Nicholas Hawksmoor (1661–1736) dropped from public consciousness while Wren and Vanbrugh did not. In so far as he was known before the 20th century he was reviled for just those qualities which lead to passionate attachment to his creations now—boldness, massiveness, Baroque vigour, dissident classicism, and sculptural imagination.

Yet he is probably an even greater architect than his documented buildings show; it is highly likely that he is the author of some of the finer parts of buildings long attributed to others. He was Wren’s assistant for over twenty years and also collaborated with Vanbrugh. The Baroque flowering of Wren’s late works should probably be ascribed to Hawksmoor, while his professionalism and artistry were key to turning the soldier-playwright into a great architect.

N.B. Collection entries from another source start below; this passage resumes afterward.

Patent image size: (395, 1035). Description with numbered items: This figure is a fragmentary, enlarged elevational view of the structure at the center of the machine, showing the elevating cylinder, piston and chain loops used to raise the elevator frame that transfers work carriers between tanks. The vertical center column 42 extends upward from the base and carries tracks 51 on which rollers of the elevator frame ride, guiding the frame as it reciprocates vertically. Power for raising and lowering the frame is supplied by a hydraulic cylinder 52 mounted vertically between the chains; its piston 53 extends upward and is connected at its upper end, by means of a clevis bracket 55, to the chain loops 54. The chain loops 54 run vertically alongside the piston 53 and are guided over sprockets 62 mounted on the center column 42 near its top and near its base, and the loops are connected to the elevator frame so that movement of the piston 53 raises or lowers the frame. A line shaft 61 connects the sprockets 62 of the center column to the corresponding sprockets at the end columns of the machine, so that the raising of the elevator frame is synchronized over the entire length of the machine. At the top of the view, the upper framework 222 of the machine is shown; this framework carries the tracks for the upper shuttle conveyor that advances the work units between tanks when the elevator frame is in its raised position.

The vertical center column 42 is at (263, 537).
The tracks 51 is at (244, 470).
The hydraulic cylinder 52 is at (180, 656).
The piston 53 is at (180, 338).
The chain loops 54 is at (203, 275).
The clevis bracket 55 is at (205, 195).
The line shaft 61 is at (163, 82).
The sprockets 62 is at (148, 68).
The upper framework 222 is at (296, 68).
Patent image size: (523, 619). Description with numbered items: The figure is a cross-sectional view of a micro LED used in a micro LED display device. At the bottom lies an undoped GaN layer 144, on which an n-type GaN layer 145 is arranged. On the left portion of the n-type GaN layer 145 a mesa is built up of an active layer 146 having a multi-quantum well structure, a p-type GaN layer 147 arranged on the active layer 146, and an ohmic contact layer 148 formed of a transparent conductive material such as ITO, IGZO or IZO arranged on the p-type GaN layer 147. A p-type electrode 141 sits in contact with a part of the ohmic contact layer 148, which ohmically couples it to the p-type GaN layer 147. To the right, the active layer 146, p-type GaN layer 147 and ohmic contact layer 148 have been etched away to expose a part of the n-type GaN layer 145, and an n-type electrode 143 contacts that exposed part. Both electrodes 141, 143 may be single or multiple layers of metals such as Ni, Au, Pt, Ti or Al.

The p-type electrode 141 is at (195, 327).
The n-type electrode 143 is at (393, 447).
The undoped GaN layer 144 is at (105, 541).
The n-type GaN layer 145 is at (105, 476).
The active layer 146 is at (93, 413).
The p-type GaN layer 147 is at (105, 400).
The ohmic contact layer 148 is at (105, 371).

Taken together, his greatest achievement remains the six London churches built in accordance with the 1711 Act of Parliament. This specified fifty new churches; only twelve were built, not least because Hawksmoor’s extravagant ambition absorbed an undue proportion of the funds. Remarkably, they all survive, though one is a (well-preserved) shell after the Blitz. The journey by coach takes in St George’s Bloomsbury, St Mary Woolnoth, Christ Church Spitalfields, St George-in-the-East Stepney, St Anne’s Limehouse, and St Alfege Greenwich. Thomas Archer’s contemporaneous St Paul’s Deptford is also included.

Owen Hopkins is Senior Curator of Exhibitions and Education at Sir John Soane’s Museum and former Architecture Programme Curator at the Royal Academy of Arts where his exhibitions included Urban Jigsaw, Mavericks: Breaking the Mould of British Architecture, and Nicholas Hawksmoor: Architect of the Imagination. He is author of four books including The Architecture and Afterlife of Nicholas Hawksmoor.